24 Haziran 2006

Tehlikeli Oyunlar.

Bir söylevi yalan kılan;
dinleyenin ona inanmıyor olmasıdır.

İnansa, yalan olmayacaktır zaten.

Bu halde,
sözü söyleyen de
ister istemez kendi yalanına inanmak durumunda kalabilir.

Bu, (yalanı söyleyen kimse için) iyi midir?!

Hayır, değildir...

6 Yorum:

Blogger Hayâl dedi ki...

"Bir söylevi yalan kılan;
dinleyenin ona inanmıyor olmasıdır."

Anlamıyorum...Söyleyen doğru söylüyorsa, tüm dünya ona yalan dese ne çıkar...

24 Haziran 2006 12:29  
Blogger Bâd-ı Sabâ dedi ki...

Sana katılıyorum, bu bakış açınla yanlış düşünüyor değilsin ki; ben de seninle hem fikirim.

***

Sevgilerden bahsediyorum, olup biten tarihi olaylardan değil; konum gözle görülüp, kulakla işitilmeyen cinsten olanlara dair.

***

Sana sevildiğini söylesin bir kimse, ve sen bu söze inan diyordum; yalan olduğunu bilsen bile!

Bu hareket esas isyanın ve ironinin ta kendisidir.

***

Yaşam ciddiye alınacak kadar gerçek değildir; öyleyse ciddiye alınacak ne vardır ki?!

Dün yanınızda olan, bugün karşınıza çıkıp size düşman olup diş bileyebiliyor.

Bırakalım onu kendi haline, biz onun dost olduğuna inanmayı sürdürelim.

Neden'e Sebepsiz'im,
Kâzım Mızrak

24 Haziran 2006 15:36  
Blogger Bâd-ı Sabâ dedi ki...

...söyleyenin doğru söylüyor olduğu da muhtemeldir tabi, hiç kimseyi yalancı olmakla itham etmeyelim.

24 Haziran 2006 15:40  
Blogger Hayâl dedi ki...

"Dostuna lüzumundan fazla sevgi gösterme , bir gün olur düşman olursun.
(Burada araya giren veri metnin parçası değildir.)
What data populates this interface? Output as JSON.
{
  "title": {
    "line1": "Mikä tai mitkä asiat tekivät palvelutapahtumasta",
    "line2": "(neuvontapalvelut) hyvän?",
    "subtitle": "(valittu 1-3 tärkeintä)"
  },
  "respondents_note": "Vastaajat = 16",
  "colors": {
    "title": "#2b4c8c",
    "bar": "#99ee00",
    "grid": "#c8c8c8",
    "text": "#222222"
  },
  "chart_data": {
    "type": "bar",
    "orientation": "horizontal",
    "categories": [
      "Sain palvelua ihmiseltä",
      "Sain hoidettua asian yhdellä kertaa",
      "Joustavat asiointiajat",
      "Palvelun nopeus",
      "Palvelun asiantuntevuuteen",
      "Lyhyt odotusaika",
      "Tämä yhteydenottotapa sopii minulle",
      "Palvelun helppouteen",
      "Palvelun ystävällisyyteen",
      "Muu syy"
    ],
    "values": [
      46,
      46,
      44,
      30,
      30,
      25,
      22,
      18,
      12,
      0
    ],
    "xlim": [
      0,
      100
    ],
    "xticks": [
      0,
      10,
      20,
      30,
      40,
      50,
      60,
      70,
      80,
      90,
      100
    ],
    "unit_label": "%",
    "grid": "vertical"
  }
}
Düşmanına lüzumundan fazla düşmanlık etme, bir gün olur dost olursun."

Bu bir hadisi şeriftir...Tam aktaramadıysam Allah c.c. affetsin...

Ben bir söz söylediğimde yalan mı gerçek mi olduğunu kesin bilebilirim.Ama bana söylenen sözlerin yalan mı gerçek mi olduğunu kesin bilemem...

Yalandır diyip karşıdakini itham edemeyeceğim gibi, hiç tereddütsüz her şeye inanmayı da doğru görmüyorum...

Velhasıl ne paranoyak olmalı ne de saf...Herşeyde olduğu gibi sırat-i müstakimi bulabilmeli...

Bulmayı nasip etsin Rabbim...

24 Haziran 2006 16:39  
Blogger Bâd-ı Sabâ dedi ki...

- Teşekkür ederim Hayal, birileri söylesindi'leri duymuş oldum.

***

Tefekkür edelim, neyin doğru neyin yanlış olduğunu düşünelim.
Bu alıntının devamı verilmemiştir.